He and Delfo Cabrera were the only two Argentines to be an Olympic gold medalists in the London Olympics of 1948. Perez reigned as World Champion from 1954 to 1960. As an amateur he fought 125 bouts. Turning professional in 1952, he fought 92 fights (84 wins, 7 losses and 1 draw), in which he won 57 fights by knockout, a record that places him in an elite group of boxers who have won more than 50 fights by knockouts. He defended his title against nine contenders in a span of six years. He is considered one of the three greatest flyweight boxers in history alongside Miguel Canto and Jimmy Wilde. Along with Carlos Monzon, he is considered one of the best fighters ever to box. He has been inducted in the International Boxing Hall of Fame. In 2004, the American Boxing Confederation posthumously declared him the South American champion.

==Early life==
Pérez was born into a family of winemakers in the Uco Valley, Tupungato district of the Mendoza province, where he was the youngest of nine children. He worked as a laborer for the family since childhood. In 1942, at age 16, Perez started boxing at the Rodeo Deportivo de la Cruz, led by Felipe Segura, Perez showing superb skill and power, unusual for a lighter weight boxer. Though naturally left-handed he trained right-handed; his height, which only reached 1.52 m as an adult, was smaller than the rest of his opponents in the flyweight division.

==Amateur career==
He debuted as an amateur in January 1944 and would contest in 125 bouts winning 16 amateur championships, including the gold medal at the 1948 London Olympics. The first tournament he won was the Mendocino Novice Championship, in March 1944, just two months after his debut.
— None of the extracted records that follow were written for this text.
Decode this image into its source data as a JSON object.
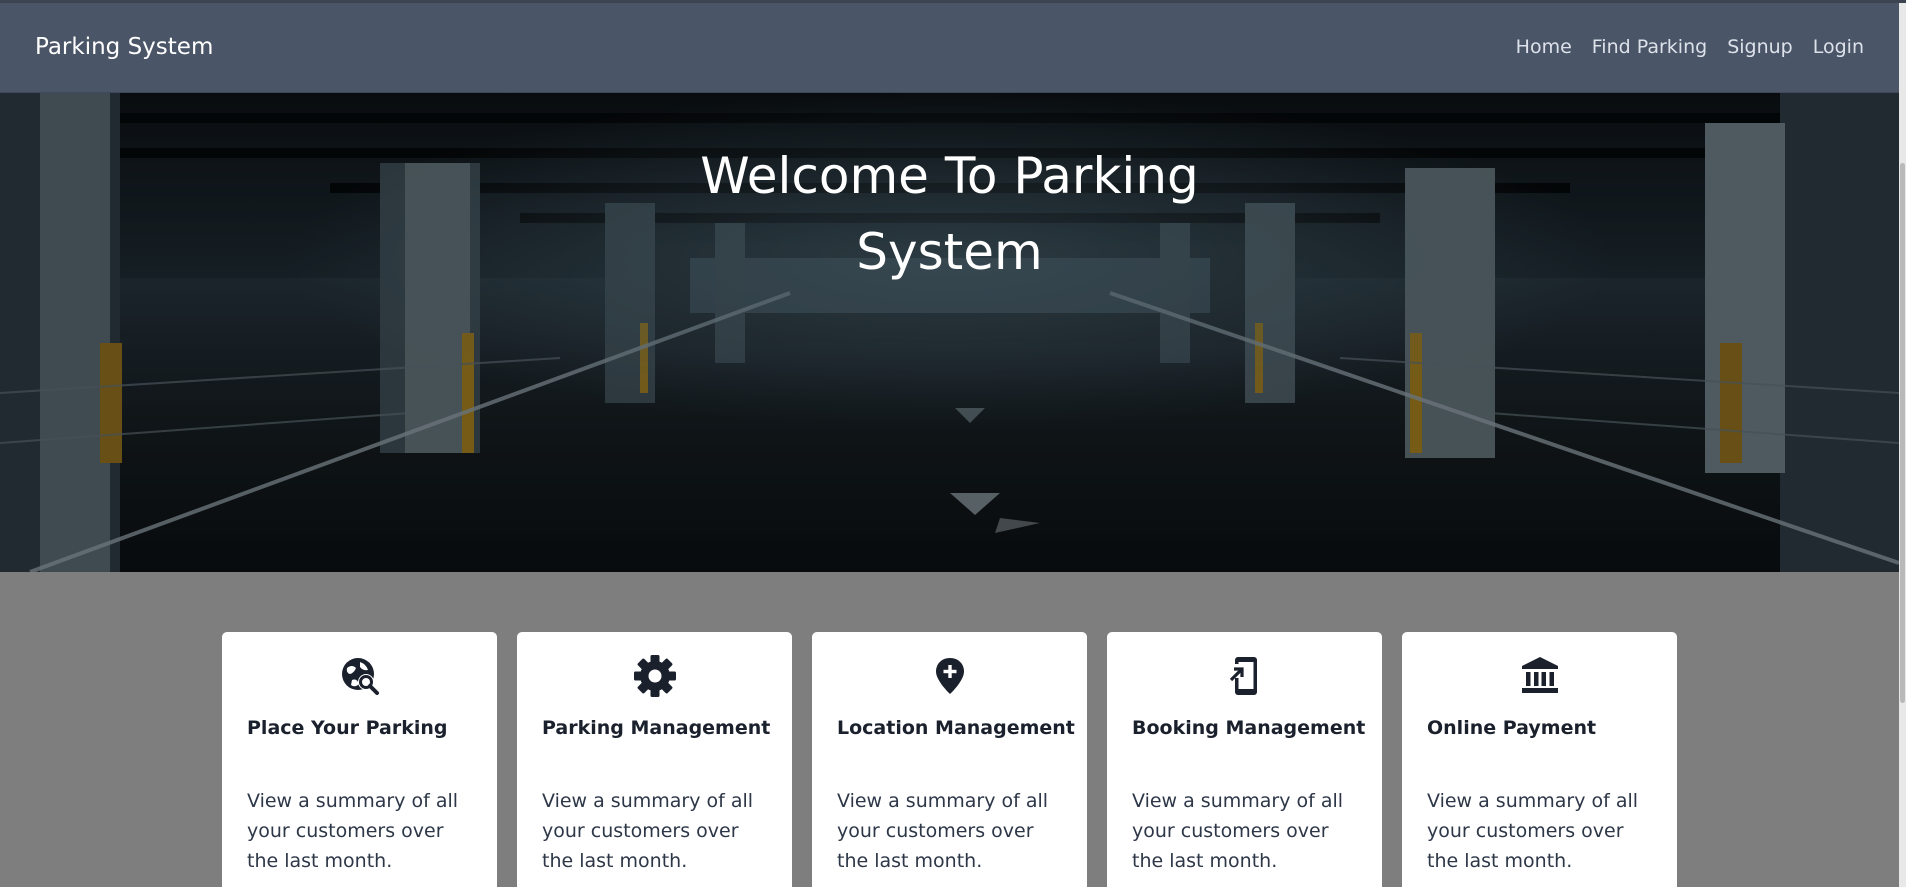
{
  "navbar": {
    "brand": "Parking System",
    "links": [
      {
        "label": "Home"
      },
      {
        "label": "Find Parking"
      },
      {
        "label": "Signup"
      },
      {
        "label": "Login"
      }
    ]
  },
  "hero": {
    "title_line1": "Welcome To Parking",
    "title_line2": "System"
  },
  "cards": [
    {
      "icon": "globe-search-icon",
      "title": "Place Your Parking",
      "text": "View a summary of all your customers over the last month."
    },
    {
      "icon": "gear-icon",
      "title": "Parking Management",
      "text": "View a summary of all your customers over the last month."
    },
    {
      "icon": "location-pin-plus-icon",
      "title": "Location Management",
      "text": "View a summary of all your customers over the last month."
    },
    {
      "icon": "mobile-booking-icon",
      "title": "Booking Management",
      "text": "View a summary of all your customers over the last month."
    },
    {
      "icon": "bank-icon",
      "title": "Online Payment",
      "text": "View a summary of all your customers over the last month."
    }
  ],
  "colors": {
    "navbar_bg": "#4a5568",
    "page_bg": "#7e7e7e",
    "card_bg": "#ffffff",
    "icon_color": "#1a202c"
  }
}
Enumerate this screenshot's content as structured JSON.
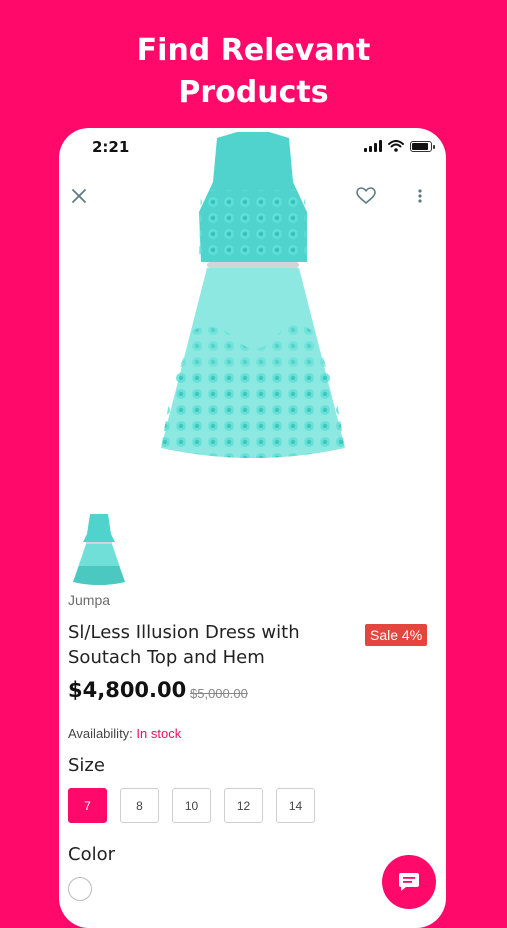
{
  "promo": {
    "line1": "Find Relevant",
    "line2": "Products"
  },
  "status_bar": {
    "time": "2:21"
  },
  "product": {
    "brand": "Jumpa",
    "title": "Sl/Less Illusion Dress with Soutach Top and Hem",
    "sale_badge": "Sale 4%",
    "price": "$4,800.00",
    "old_price": "$5,000.00",
    "availability": {
      "label": "Availability:",
      "value": "In stock"
    },
    "size": {
      "label": "Size",
      "options": [
        "7",
        "8",
        "10",
        "12",
        "14"
      ],
      "selected": "7"
    },
    "color": {
      "label": "Color"
    }
  },
  "colors": {
    "accent": "#ff0a6b",
    "sale": "#e3463f",
    "dress": "#4fd3cc"
  },
  "icons": [
    "close-icon",
    "heart-icon",
    "more-vertical-icon",
    "chat-icon",
    "wifi-icon",
    "signal-icon",
    "battery-icon"
  ]
}
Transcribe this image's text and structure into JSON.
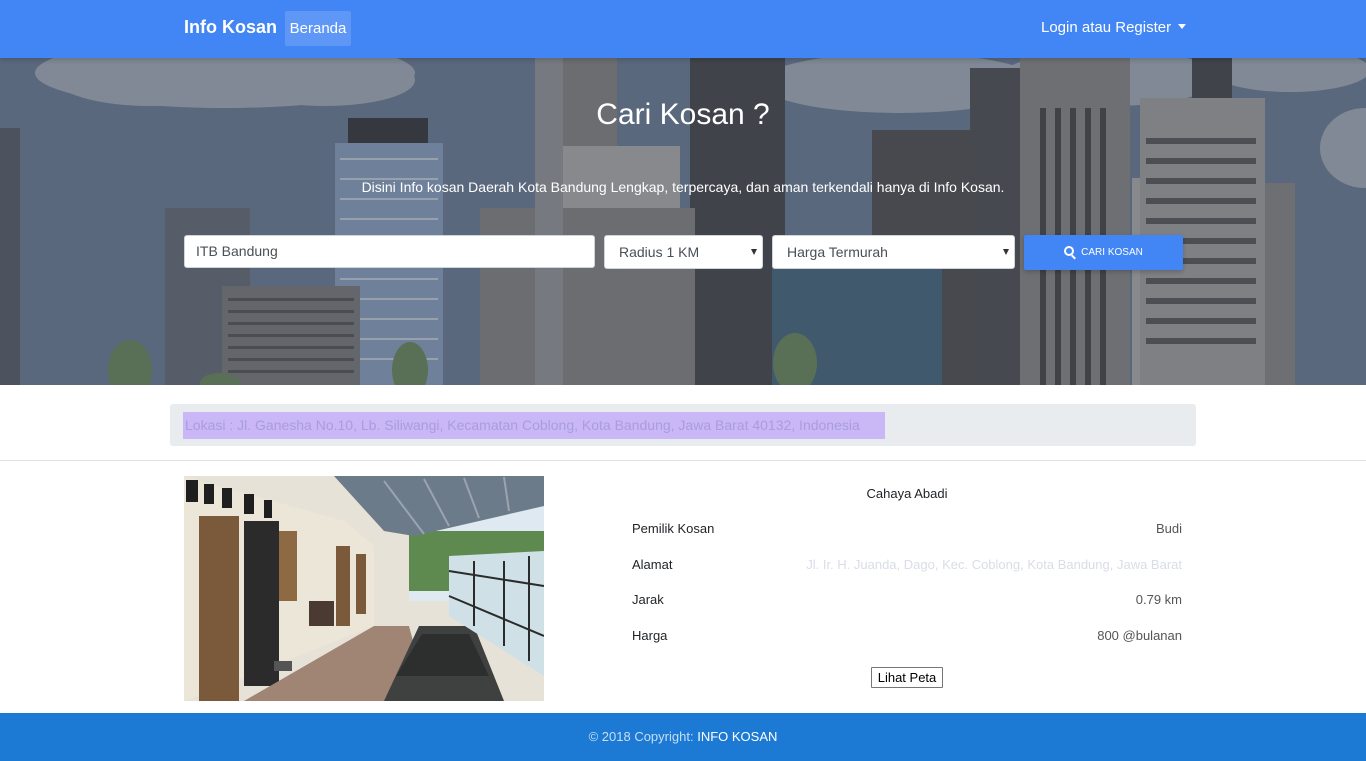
{
  "navbar": {
    "brand": "Info Kosan",
    "home_label": "Beranda",
    "login_label": "Login atau Register"
  },
  "hero": {
    "title": "Cari Kosan ?",
    "subtitle": "Disini Info kosan Daerah Kota Bandung Lengkap, terpercaya, dan aman terkendali hanya di Info Kosan."
  },
  "search": {
    "location_value": "ITB Bandung",
    "radius_selected": "Radius 1 KM",
    "sort_selected": "Harga Termurah",
    "button_label": "CARI KOSAN"
  },
  "location_bar": {
    "text": "Lokasi : Jl. Ganesha No.10, Lb. Siliwangi, Kecamatan Coblong, Kota Bandung, Jawa Barat 40132, Indonesia"
  },
  "listing": {
    "name": "Cahaya Abadi",
    "rows": [
      {
        "label": "Pemilik Kosan",
        "value": "Budi"
      },
      {
        "label": "Alamat",
        "value": "Jl. Ir. H. Juanda, Dago, Kec. Coblong, Kota Bandung, Jawa Barat"
      },
      {
        "label": "Jarak",
        "value": "0.79 km"
      },
      {
        "label": "Harga",
        "value": "800 @bulanan"
      }
    ],
    "map_button": "Lihat Peta"
  },
  "footer": {
    "copyright": "© 2018 Copyright:",
    "link": "INFO KOSAN"
  },
  "colors": {
    "primary": "#4285f4",
    "footer": "#1c7ad4",
    "hero_sky": "#6f84a5"
  }
}
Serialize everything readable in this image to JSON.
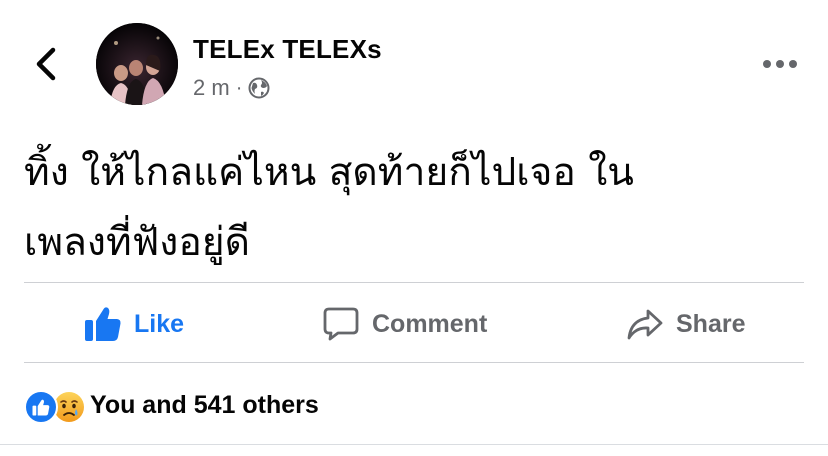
{
  "post": {
    "author_name": "TELEx TELEXs",
    "timestamp": "2 m",
    "separator": "·",
    "privacy_icon": "globe-icon",
    "text": "ทิ้ง ให้ไกลแค่ไหน สุดท้ายก็ไปเจอ ใน\nเพลงที่ฟังอยู่ดี"
  },
  "header": {
    "back_icon": "chevron-left-icon",
    "more_icon": "more-horizontal-icon"
  },
  "actions": {
    "like_label": "Like",
    "comment_label": "Comment",
    "share_label": "Share"
  },
  "reactions": {
    "icons": [
      "like-reaction-icon",
      "sad-reaction-icon"
    ],
    "summary": "You and 541 others"
  },
  "colors": {
    "accent": "#1877f2",
    "secondary_text": "#65676b",
    "divider": "#ced0d4",
    "text": "#050505",
    "sad_face": "#f7b125"
  }
}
That same year, his father had to pay money to hire a farm laborer who could replace Perez in the vineyard, as a condition for granting legal consent required by the regulations on parental rights. His parents kept a reluctant attitude towards his plans, and he began fighting under the name Pablo Pérez to avoid being caught by them.

In 1946 and 1947, Pascual Perez won the Mendoza, Argentine and Latin American championships, and in 1948, he won the tournament where the Argentina Olympic boxing team was selected, every member of this team won medals at the Olympic Games.

===London Olympics===
In the 1948 London Olympics, Pascual Perez (then 22 years old) won the tenth Olympic gold medal for Argentina (in the same Games, Argentina won two others) and the sixth for boxing (the same day another gold medal was obtained by fellow Argentine Rafael Iglesias). Perez had never fought outside of South America and was to compete in the same division with, and possibly fight against, the European champion, the Spanish Luis Martínez Zapata who, despite both him and Perez being respected by press and fans alike, was favored to win the gold. Initially Pascual Perez was mistakenly disqualified from the tournament when his official weight was mixed up with Arnoldo Parés, a boxer in a heavier class. However, after the confusion was cleared, Perez was cleared to box and the disqualification was rescinded.

Perez first faced the Filipino Ricardo Adolfo, winning by RSC (stoppage by the referee) in the second round. In the second match he faced the South African Desmond Williams, also winning by RSC, this time, in the third round. In the quarterfinals he defeated the Belgian Alex Bollaert and in the semifinals he beat the Czech František Majdloch.

In the finals, Pérez faced the Italian Spartacus Bandinelli (28 years old), who had an upset victory in the quarterfinals over the favored Martínez Zapata. In the first round, Perez dominated the match with his aggressive style, controlling the initial offensive of the Italian, with several successions of punches landed, including a strong right he landed at the end of the round. The second round was very intense, with Bandinelli fighting aggressively to recover points and Perez answering blow for blow, using his greater mobility to score points with his left forehand, taking advantage of the Italian's tendency to keep his guard down. In the third round Perez again took the offensive from the start with a succession of direct left and right punches to Bandinelli's face. Momentum swung several times, eventually with the Italian taking the offensive. Then the Argentine stopped the Italian's counterattack with an uppercut, and the round ended with each exchanging blows in the center of the ring.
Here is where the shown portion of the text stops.